Tam tahıllı ürünler ve baklagillerden yeterince faydalanmalısınız.

Daha aktif olunuz

Fiziksel aktivite; kalp hastalığı, obezite, yüksek kan basıncı, Tip 2 şeker hastalığı, osteoporoz ve depresyonu engeller.
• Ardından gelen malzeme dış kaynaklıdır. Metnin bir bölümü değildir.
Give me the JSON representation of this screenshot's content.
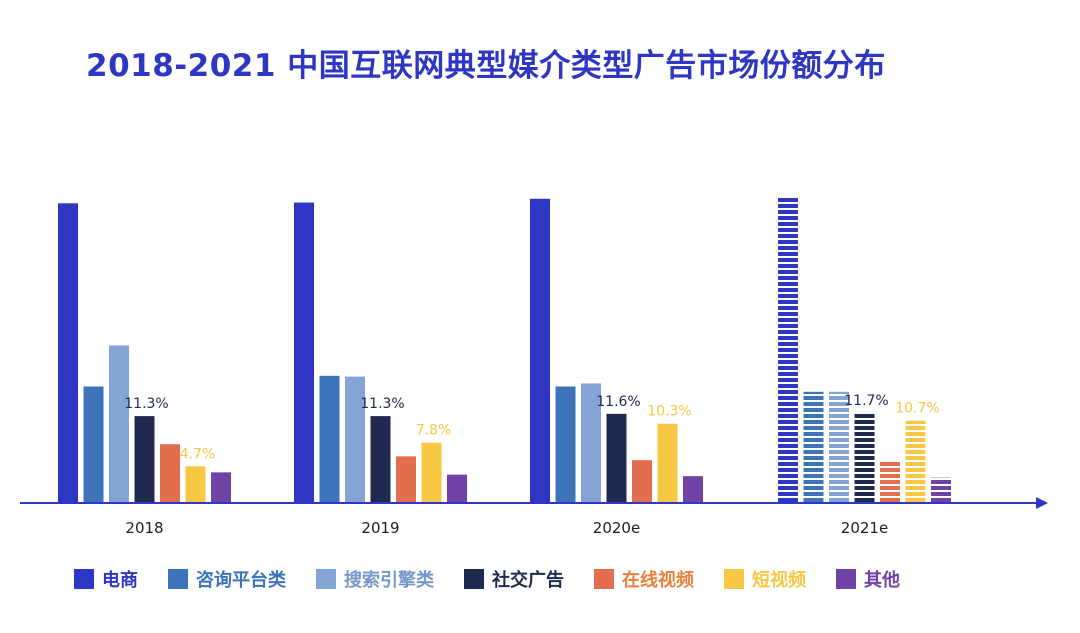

Yani fiziksel aktivite bütün sağlığınızı olumlu yönde etkiler. Her çeşit fiziksel aktivite, sağlıklı kalmanızı sağlar. Hafif veya ağır olması önemli değildir. Genel olarak, ne kadar aktif olursanız o kadar sağlıklı olursunuz.

Güneşe dikkat

50'li yaşlardan sonra cilt kanseri önemli bir sorundur. Deri kanseri fazla güneşte kalma ile yakından ilişkili ve önlenebilir bir hastalıktır. Bu hastalığa yakalanma risklerini aşağıdaki önerileri uygulayarak azaltabilirsiniz:

Güneşte kaldığınız zamanı sınırlayın. Özellikle sabah saat 10.00 ile öğleden sonra 15:00 arası güneşe çıkmaktan kaçınmalısınız.

Güneş gözlüğü takarak ve güneşe mümkün olduğunca az yerinizi maruz bırakarak bunu başara-bilirsiniz.